Sobre os recuos programáticos de Boulos
Diego Vitello – Coordenação Nacional da CST
A candidatura de Guilherme Boulos (PSOL) tem gerado importantes expectativas em setores da juventude e nos setores da classe trabalhadora com maior tradição e organização sindical. O candidato do PSOL, entre os que não são bolsonaristas, é o que aparece melhor posicionado. Porém, sua campanha tem dado vários “passos atrás” do ponto de vista programático. Isso leva, em nossa opinião, a que não haja a mesma “militância eleitoral” em torno da candidatura de Boulos em comparação ao que vimos em 2020. Além disso, vemos que os recuos da candidatura psolista não ajudam no necessário combate que temos que dar contra a extrema direita.

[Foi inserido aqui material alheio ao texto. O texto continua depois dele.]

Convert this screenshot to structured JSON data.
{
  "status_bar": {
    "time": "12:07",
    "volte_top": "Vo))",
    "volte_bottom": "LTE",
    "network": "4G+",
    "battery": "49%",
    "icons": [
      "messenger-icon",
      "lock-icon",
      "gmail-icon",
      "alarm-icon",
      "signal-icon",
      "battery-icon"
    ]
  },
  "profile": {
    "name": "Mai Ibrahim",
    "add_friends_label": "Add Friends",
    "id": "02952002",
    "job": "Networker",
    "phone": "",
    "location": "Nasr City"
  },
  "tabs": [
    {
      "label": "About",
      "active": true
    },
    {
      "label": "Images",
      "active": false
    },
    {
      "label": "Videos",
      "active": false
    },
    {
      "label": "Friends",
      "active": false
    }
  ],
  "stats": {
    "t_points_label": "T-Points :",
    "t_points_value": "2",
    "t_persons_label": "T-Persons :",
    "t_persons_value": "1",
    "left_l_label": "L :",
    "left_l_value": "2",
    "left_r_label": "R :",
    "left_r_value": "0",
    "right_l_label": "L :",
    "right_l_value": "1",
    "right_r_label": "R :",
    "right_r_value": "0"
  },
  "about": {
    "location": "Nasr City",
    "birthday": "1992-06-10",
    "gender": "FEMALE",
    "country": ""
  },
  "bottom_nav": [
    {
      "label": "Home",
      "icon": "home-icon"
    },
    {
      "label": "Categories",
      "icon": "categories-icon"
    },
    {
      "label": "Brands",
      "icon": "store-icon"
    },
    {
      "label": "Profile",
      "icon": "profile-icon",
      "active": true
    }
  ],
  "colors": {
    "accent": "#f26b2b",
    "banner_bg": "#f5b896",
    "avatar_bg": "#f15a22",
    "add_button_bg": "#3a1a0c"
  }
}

Recentemente, o dirigente da corrente Resistência (PSOL), Valerio Arcary, escreveu um texto que parece justificar os recuos como a única forma de ganhar as eleições. Com essa visão, queremos, com o presente texto, debater.
O abandono de pautas fundamentais
Legalização do aborto
Hoje, as maiores vítimas de abortos clandestinos feitos de forma insegura são as mulheres pobres. Uma questão de saúde pública tão fundamental e que tem mobilizado atos de rua grandes nos últimos anos, foi simplesmente abandonada pela campanha do candidato do PSOL, quando o mesmo declarou que não era favorável à legalização do aborto.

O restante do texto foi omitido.